景気悪くないのに倒産増加 2025年日本経済 課題と展望

建設業界の深刻な人手不足を解消するため、2019年から人材マッチングサービスを展開する「助太刀」。

登録事業者数21万人のなかで、新しい取引先を見つけたい職人と、職人を集めたい工事会社をケータイアプリ上でマッチング。建設業界の救世主として注目されている。

コロナ禍が明けて、建設需要が回復した2023年頃からは職人不足に悩む工事会社の登録が急増したという。取引先から寄せられる声からは、厳しい現実が浮かび上がる。「人手不足で案件の取りこぼしがある」「ツテ中心の人探しではうまくいかず、仕事はあるのに受けられない…」

帝国データバンクによると、2024年の「人手不足倒産」は342件。2年連続で、過去最多だ。なかでも、建設業と物流の倒産が全体の半数近くに及ぶ。助太刀の北川CFOは倒産増加の背景に人件費や資材の上昇分を価格転嫁できない多くの中小・零細企業の存在を指摘する。

助太刀 取締役CFO 北川憲二郎氏:
世の中的には建設業界の職人さんの給料、労務費(人件費)は上がっているといわれているが、(助太刀に登録している)約7割の方の収入は変わっていない。そして25%の方はむしろ減ってしまった。どうしてもプロジェクトが始まって完工まで3年ぐらいかかる。この間に労務費(人件費)も建材費も上がり、発注者がそれを吸収できないと、どんどん下請けにしわ寄せがきてしまう。そういう意味では実際に(価格)転嫁できる業界や発注者に人が集まる。業種間の競争=人材の取り合いが(労務費の)単価の差でシビアに出てくるところが顕在化している。

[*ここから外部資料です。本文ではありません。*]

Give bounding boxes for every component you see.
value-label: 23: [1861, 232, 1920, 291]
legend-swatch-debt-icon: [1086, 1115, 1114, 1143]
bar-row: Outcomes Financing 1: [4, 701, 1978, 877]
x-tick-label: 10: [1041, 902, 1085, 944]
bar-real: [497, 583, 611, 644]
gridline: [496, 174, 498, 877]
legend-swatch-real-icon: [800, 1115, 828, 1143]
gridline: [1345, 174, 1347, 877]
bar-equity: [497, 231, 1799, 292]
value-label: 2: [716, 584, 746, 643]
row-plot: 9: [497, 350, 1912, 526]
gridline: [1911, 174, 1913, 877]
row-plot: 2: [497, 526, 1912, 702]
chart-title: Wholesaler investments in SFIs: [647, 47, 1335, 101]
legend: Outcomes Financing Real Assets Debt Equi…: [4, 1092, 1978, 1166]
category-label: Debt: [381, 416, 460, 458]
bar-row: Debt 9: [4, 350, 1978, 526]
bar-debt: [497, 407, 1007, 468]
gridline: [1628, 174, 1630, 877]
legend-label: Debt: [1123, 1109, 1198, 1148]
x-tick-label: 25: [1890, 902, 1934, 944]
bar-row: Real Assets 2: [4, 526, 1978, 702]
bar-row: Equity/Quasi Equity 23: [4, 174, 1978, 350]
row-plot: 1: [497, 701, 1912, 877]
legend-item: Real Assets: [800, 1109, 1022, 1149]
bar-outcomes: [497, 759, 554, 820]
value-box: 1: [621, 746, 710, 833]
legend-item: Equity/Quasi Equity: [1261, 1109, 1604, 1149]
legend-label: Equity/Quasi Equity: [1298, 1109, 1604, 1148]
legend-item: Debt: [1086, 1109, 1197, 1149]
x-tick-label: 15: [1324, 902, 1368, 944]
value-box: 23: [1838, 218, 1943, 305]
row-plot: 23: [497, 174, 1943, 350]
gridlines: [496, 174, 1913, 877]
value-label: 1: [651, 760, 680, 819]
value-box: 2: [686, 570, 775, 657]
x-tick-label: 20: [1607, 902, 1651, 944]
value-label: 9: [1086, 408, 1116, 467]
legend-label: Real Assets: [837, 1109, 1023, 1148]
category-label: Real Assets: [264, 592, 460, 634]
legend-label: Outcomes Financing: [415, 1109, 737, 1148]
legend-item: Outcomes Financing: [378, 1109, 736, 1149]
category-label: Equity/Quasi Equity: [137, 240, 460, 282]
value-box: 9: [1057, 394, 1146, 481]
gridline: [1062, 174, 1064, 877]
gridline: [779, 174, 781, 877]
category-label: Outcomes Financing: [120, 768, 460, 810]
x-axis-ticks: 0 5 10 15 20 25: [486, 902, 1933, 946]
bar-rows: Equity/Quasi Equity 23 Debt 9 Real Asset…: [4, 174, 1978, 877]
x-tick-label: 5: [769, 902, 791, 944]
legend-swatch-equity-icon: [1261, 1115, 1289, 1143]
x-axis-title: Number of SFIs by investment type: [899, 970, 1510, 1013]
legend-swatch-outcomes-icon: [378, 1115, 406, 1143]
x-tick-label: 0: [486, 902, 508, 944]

人件費の上昇分を価格転嫁できる企業だけが生き残れる状況が進んでいる。そして物価高は2025年も続きそうだ。企業間で取引されるモノの価格を示す企業物価指数は2024年12月、対前年比で3.8%上昇し、4か月続けて過去最高となった。さらに追い打ちをかけそうな事態も…

このガソリンスタンドでは、1リットル175円で売っていたレギュラーガソリンを、今週180円に値上げした。給油客は「きのう来ればちょっと安かった。失敗した。忘れていた」「もう自転車に変えます。これじゃやっていけない」と話した。

政府は1月16日、ガソリンの補助金を1リットル当たり5円縮小した。今後、平均価格は185円程度と過去最高の水準に迫る見通しだ。宅配便などの運送費やハウス栽培の野菜など様々なモノの値段が上がる可能性がある。

物価上昇率2%を大きく超える状況が続くなか、日銀の次なる利上げの有無に関心が高まっている。